Senelec (Société nationale d'électricité du Sénégal) is the national electricity company of Senegal.

== Administration ==
As of December 2025, the Director General of Senelec is M. Papa Toby Gaye. Senelec operates under a cadre institutionnel that positions it within the broader energy sector governance in Senegal. The energy sector in Senegal is regulated by the Ministry of Petroleum and Energies, which gives tutelage through bodies such as the Direction de l’Energie and the Commission de Régulation du Secteur de l’Energie (CRSE).

==History==
Senelec was established in 1983 after the nationalization and merging of Électricité du Sénégal and Société sénégalaise de distribution d'électricité. In 1998, the Agency for Rural Electrification (ASER) and the Electricity Regulatory Board were split from Senelec and the company was put up for privatization. In 1999, the consortium of Hydro-Québec and Elyo (Suez Lyonnaise des Eaux) bought 34% of Senelec's shares. The deal was annulled by President Abdoulaye Wade in March 2000, and Hydro-Québec and Elyo withdrew from Senegal in January 2001.

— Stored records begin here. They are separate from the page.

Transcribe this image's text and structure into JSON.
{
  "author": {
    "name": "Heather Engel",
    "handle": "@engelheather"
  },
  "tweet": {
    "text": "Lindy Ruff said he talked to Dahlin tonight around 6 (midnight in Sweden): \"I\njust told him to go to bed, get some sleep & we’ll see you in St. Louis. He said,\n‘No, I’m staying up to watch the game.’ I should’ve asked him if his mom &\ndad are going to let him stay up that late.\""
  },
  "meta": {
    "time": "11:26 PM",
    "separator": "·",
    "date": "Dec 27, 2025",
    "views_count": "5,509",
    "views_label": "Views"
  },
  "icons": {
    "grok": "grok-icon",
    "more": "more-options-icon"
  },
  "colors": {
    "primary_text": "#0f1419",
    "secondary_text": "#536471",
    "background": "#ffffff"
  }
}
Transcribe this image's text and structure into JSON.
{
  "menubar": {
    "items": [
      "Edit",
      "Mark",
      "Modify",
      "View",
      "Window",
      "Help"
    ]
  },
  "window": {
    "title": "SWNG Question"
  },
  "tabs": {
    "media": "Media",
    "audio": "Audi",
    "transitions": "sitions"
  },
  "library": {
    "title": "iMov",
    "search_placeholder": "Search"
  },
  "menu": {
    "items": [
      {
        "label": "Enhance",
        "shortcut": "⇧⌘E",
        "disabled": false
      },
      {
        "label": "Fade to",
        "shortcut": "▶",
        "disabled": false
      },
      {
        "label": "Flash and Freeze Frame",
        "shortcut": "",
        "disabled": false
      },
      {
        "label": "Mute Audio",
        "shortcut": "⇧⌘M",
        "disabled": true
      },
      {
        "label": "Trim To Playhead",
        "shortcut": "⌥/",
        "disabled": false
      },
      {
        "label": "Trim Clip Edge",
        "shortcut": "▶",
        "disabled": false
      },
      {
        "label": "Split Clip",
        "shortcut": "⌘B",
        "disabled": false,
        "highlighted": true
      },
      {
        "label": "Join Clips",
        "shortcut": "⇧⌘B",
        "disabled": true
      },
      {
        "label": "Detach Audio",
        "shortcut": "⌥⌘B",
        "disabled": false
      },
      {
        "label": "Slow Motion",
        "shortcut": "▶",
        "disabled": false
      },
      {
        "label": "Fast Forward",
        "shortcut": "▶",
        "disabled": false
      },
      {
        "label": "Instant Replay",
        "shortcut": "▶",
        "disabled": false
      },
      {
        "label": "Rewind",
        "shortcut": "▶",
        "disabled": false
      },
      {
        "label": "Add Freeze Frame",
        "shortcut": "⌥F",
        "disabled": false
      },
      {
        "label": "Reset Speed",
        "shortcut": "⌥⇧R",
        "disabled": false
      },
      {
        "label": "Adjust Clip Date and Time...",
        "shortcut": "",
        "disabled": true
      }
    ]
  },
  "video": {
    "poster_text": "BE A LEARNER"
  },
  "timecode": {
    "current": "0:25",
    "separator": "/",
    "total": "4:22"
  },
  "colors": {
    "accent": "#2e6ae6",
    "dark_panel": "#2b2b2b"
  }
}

The company represents Senegal in the West African Power Pool.

==Operations==
Senelec has a production capacity of 632.9 MW, 90 MW of which comes from the Manantali Hydroelectric Power Plant in Mali; however, the electricity output is only 519.4 MW due to aging and faulty equipment. The company has 2,500 employees and 645,000 customers.

In 2006, Senelec got 88 billion CFA francs (US$185 million) of subsidies and its arrears alone amount to 1.5% of GDP.

Senelec planned a new coal-fired power station 35 km SE of Dakar, the Sendou power station, with a net capacity of 115 MW. This proposed coal-fired power plant was cancelled on December 12, 2019, as a result of the government's desire to comply with commitments made at COP21, known as the Paris Agreement, to reduce greenhouse gas emissions. The power plant will instead run on natural gas.